The couple left Paris and arrived in London in late December, but soon became involved in a variety of social activities, which included meeting King George IV in Brighton where Rossini sang the "Largo al factotum" and the king attempted to join in. Other aspects of the social whirl included attendance at soirées, where he was paid £50 per appearance (this was at a time when £1 would have bought an hour's singing lesson), or offers from wealthy people to give singing lessons. All in all, Rossini made a significant amount of money, enough to acquire some savings for the first time in his life. As has been noted, "England, alas, had in large part prepared the way for his early retirement".

==Composition of Ugo==
Upon Rossini's arrival in late December 1823, it was announced that Ugo would be prepared for "speedy performance", but by late May it appeared to be only "half written". Then Rossini accepted a post at the Academie Royale in Paris, and seemed to be planning to leave London within a month or two. However, Porter presents evidence that by late March, the opera had been completed. In fact, on 23 March 1824, Rossini signed a Bond of Indemnity with Mssrs. Ransom, Benelli's bankers, and deposited £400 with them as surety. Further delays took place, resulting in a new agreement being signed on 5 June with Benelli and his solicitor, which stated that the score, as far as it was complete, would be held by Benelli's bankers. Additionally, the composer agreed that by 1 January 1825 he would "compose and make complete for rehearsal and subsequent representation an opera......then commenced and in great part finished.
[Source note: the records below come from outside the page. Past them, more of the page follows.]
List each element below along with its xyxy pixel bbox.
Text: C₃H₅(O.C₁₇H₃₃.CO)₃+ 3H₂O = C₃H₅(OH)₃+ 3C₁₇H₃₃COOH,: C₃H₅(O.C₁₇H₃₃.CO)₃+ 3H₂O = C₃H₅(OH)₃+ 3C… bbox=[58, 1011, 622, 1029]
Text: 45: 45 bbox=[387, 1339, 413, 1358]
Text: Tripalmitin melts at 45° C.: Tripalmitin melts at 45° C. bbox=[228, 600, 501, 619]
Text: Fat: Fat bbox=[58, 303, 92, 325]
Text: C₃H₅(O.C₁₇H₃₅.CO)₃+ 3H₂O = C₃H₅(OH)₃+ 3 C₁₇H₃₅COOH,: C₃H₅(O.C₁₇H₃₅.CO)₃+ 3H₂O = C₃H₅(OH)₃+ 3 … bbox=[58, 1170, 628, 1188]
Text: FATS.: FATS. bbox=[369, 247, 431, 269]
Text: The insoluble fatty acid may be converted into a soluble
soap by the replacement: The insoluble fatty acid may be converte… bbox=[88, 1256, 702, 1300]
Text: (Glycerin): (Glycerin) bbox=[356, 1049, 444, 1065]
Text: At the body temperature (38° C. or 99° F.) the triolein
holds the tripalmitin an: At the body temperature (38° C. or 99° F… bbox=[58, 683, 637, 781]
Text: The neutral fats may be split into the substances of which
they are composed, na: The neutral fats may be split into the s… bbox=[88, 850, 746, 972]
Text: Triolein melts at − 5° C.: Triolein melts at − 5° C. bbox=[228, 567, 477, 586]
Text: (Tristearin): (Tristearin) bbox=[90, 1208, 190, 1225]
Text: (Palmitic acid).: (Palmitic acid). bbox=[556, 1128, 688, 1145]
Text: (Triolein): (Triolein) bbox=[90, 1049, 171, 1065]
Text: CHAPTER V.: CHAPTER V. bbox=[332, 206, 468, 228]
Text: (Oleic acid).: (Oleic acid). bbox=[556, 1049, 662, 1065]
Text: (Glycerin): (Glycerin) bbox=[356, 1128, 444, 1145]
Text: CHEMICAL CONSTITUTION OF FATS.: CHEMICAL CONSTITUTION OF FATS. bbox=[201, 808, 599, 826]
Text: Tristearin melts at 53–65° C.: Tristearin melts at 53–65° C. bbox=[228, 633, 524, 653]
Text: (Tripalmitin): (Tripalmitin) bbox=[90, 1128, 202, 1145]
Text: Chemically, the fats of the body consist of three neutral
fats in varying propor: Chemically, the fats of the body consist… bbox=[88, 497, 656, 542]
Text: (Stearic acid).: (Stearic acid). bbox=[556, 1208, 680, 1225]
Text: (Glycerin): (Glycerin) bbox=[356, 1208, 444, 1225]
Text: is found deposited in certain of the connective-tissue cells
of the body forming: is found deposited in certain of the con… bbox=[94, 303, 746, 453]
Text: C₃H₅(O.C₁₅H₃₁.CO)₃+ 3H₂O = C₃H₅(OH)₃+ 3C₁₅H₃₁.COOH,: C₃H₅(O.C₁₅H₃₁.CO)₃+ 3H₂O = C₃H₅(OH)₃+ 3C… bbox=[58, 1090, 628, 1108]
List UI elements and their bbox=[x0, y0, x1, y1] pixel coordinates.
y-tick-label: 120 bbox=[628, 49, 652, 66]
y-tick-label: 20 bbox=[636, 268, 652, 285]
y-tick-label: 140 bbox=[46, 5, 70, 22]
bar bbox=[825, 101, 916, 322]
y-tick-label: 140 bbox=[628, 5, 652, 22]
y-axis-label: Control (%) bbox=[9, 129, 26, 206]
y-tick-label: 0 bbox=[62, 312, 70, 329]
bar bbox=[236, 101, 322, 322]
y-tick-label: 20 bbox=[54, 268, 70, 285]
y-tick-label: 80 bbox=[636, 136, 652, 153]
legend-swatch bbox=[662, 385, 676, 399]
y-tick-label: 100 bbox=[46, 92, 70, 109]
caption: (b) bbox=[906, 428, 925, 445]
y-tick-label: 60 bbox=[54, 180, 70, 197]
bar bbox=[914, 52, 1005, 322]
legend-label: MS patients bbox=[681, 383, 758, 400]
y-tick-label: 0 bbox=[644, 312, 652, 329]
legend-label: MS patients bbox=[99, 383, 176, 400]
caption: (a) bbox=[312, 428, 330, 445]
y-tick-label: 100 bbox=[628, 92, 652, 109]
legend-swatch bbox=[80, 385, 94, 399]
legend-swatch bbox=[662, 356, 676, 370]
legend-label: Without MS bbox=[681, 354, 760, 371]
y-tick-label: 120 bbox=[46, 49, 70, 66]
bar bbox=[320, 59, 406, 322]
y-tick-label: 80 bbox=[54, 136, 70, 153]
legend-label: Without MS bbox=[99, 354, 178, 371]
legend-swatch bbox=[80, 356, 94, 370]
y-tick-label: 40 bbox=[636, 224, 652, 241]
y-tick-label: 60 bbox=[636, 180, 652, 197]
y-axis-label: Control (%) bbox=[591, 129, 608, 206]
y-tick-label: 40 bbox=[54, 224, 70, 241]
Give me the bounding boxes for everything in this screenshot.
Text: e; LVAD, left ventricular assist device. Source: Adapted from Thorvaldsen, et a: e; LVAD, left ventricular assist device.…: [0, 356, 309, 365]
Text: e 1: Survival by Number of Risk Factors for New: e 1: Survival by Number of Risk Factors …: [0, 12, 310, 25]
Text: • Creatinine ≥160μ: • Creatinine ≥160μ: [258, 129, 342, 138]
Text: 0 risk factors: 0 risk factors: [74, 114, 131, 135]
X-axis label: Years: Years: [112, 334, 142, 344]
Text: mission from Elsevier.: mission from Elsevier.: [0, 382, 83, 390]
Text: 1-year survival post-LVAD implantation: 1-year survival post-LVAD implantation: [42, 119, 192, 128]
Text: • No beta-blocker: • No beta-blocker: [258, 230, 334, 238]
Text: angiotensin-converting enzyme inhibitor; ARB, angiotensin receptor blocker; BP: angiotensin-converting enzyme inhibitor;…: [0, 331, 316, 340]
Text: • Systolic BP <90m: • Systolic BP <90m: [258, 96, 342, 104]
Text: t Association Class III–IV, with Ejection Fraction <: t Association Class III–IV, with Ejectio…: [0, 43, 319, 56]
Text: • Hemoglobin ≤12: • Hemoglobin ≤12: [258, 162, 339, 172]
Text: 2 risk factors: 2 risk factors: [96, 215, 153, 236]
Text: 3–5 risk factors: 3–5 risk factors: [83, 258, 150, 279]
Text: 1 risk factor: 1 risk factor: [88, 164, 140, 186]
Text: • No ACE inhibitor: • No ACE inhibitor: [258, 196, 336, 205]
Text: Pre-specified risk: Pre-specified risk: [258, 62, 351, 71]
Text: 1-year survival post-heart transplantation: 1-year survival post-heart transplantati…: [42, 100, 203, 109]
Several other things happened to affect the completion of the score. Benelli was declared bankrupt by early 1825 and fled the country and it is known that Mssrs. Ransom held onto "two packets of score and the £400" which they released to a James Kemp on 9 April 1830 upon his signature.

Regarding the fate of the Ugo score, there is some conflicting evidence. Porter notes that it never seems to have surfaced while Osborne states that "two packets of paper and a residual sum of £321.9s.0d [Three hundred and twenty one pounds, nine shillings] were reported to have been handed over to Rossini [in 1831].

==Surviving music==
There are some sketches of this work preserved in the manuscript of Ermione which is held in the Bibliothèque nationale de France in Paris. One aria ("Vieni, o cara") was reconstructed. It has been recorded by Bruce Ford and released by Opera Rara. However, the music of this aria is largely borrowed from the aria "O fiamma soave" from La donna del lago.